The design challenge was balancing Carrot's two distinct buyer audiences on a single site: employers evaluating a benefits platform, and health plans and consultants assessing a clinical partner. Different motivations, different vocabularies, different decision timelines. The information architecture had to serve both without forcing either to hunt for what they needed.
The data visualization system did significant work here, translating Carrot's clinical outcomes into visuals that conveyed authority at a glance, without requiring readers to parse dense statistics to understand why Carrot was the right choice.
Product Design: Carrot Sprints
The Problem
For individuals trying to conceive, metabolic health is one of the most significant and most overlooked factors affecting fertility outcomes. Obesity, blood sugar dysregulation, and related conditions meaningfully impact conception rates, but the connection between metabolic health and fertility isn't well understood by most people going through the process.
The behavioral challenge is compounding: making and sustaining lifestyle changes during an already emotionally difficult period is hard. Generic wellness advice doesn't work. What people need is something personalized, time-bound, and tied directly to their fertility journey.
The Opportunity
An AI-driven metabolic health program built specifically for people trying to conceive that delivers personalized interventions during the windows when behavior change matters most.
What We Built
Carrot Sprints is a personalized, time-bound program that addresses the metabolic causes of infertility, including obesity, blood sugar issues, and sperm health, through AI-driven habit formation and coaching.

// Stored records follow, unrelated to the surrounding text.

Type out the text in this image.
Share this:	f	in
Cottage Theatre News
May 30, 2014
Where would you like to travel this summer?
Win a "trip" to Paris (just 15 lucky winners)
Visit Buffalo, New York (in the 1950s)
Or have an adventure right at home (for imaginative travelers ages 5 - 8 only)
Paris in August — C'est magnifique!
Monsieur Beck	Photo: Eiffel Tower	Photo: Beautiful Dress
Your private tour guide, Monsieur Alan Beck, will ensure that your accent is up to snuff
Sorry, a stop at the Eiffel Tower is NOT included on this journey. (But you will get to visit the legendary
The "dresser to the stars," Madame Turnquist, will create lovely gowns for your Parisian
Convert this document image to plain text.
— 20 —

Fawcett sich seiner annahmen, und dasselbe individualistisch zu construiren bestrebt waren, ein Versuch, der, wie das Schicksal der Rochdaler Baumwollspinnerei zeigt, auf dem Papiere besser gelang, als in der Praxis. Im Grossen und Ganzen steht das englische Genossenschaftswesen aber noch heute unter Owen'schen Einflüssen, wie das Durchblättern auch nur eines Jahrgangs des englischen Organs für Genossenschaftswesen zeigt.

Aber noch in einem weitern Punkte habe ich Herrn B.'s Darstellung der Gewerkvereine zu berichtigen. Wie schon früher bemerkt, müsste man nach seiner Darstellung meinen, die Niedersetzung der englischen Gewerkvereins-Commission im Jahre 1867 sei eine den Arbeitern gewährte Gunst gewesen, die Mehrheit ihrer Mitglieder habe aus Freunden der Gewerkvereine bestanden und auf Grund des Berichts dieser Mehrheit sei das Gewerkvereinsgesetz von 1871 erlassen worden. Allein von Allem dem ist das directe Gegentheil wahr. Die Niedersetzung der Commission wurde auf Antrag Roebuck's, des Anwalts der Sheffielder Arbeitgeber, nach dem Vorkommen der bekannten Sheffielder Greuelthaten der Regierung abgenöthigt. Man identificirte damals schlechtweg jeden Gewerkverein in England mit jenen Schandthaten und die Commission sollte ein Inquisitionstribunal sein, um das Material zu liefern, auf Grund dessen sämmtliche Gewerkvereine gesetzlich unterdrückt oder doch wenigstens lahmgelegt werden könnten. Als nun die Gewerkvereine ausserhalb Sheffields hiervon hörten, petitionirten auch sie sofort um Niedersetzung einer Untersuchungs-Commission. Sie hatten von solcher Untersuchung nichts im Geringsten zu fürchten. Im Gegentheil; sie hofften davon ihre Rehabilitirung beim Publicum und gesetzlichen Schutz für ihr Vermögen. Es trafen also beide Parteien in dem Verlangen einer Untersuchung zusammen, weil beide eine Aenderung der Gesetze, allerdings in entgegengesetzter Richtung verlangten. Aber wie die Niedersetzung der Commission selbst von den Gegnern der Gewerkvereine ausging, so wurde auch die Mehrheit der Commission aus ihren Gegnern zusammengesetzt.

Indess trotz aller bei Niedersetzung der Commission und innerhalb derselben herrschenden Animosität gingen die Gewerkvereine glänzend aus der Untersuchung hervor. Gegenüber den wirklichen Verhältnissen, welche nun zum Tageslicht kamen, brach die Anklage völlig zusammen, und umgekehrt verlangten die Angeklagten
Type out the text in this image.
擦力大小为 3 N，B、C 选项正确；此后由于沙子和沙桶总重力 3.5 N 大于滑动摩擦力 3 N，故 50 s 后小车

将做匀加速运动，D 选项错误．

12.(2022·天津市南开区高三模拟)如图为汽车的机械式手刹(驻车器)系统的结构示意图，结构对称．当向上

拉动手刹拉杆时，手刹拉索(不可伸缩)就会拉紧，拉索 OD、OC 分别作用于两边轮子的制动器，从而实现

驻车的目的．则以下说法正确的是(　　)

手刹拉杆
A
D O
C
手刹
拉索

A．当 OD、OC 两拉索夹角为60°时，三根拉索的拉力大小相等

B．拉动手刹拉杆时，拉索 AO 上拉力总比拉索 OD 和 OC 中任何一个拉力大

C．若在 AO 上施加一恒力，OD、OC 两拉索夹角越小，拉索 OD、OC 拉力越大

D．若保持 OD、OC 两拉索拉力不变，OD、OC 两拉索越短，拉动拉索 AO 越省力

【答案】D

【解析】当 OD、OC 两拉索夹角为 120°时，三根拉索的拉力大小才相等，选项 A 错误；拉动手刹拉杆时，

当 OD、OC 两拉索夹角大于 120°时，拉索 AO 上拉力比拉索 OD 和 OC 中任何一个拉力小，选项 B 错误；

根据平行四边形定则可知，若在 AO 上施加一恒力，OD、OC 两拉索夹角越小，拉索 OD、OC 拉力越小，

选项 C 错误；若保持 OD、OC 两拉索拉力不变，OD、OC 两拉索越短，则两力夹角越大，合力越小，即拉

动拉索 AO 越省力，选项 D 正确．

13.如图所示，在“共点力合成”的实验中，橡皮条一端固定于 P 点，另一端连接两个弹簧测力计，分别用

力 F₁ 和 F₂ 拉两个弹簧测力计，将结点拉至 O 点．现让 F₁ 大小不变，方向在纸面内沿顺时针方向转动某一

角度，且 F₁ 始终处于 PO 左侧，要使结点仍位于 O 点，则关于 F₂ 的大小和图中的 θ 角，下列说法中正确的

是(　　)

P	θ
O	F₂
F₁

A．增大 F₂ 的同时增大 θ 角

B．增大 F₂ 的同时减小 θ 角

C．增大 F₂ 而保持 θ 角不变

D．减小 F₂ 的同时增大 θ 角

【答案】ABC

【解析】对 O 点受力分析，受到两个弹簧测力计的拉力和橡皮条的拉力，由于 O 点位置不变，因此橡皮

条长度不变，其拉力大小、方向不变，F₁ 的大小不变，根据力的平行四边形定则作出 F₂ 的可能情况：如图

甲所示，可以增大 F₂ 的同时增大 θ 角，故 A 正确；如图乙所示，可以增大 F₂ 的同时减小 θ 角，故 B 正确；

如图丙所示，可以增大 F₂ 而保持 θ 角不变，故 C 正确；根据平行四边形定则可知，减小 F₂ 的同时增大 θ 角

The product meets users at a specific, high-motivation moment: when they're actively trying to conceive and acutely aware that their choices matter.
As Sr. Design Director, I led the product design from concept through beta launch, defining the product vision, information architecture, interaction model, and visual language. This was a true 0→1 engagement: there was no prior product to build from, no established pattern library to lean on. We made foundational decisions about how the product should feel, how it should guide users through a program, and how it should communicate clinical information without sounding clinical.
The product launched in beta. It's the kind of work that doesn't have a tidy outcome to report yet — but building a novel AI health product from scratch and getting it into users' hands is the outcome.
What I'd Do Differently
On the rebrand: I'd emphasized more on the need to change the logo, as a generic shape hurts the brand. I'd invest more time earlier in the data visualization system. We built it in parallel with the broader identity work, which meant some of the early brand expressions didn't fully reflect what the data language was capable of. A tighter sequencing, data visualization first, then extending outward, would have made the early outputs more cohesive.
On Sprints: the 0→1 product design process surfaced a tension I'd want to address earlier next time, between designing for the emotional reality of someone trying to conceive and designing for the clinical rigor the product needed to be credible. We resolved it, but it took longer than it should have. That tension needed a shared framework from the start, not a decision made surface by surface.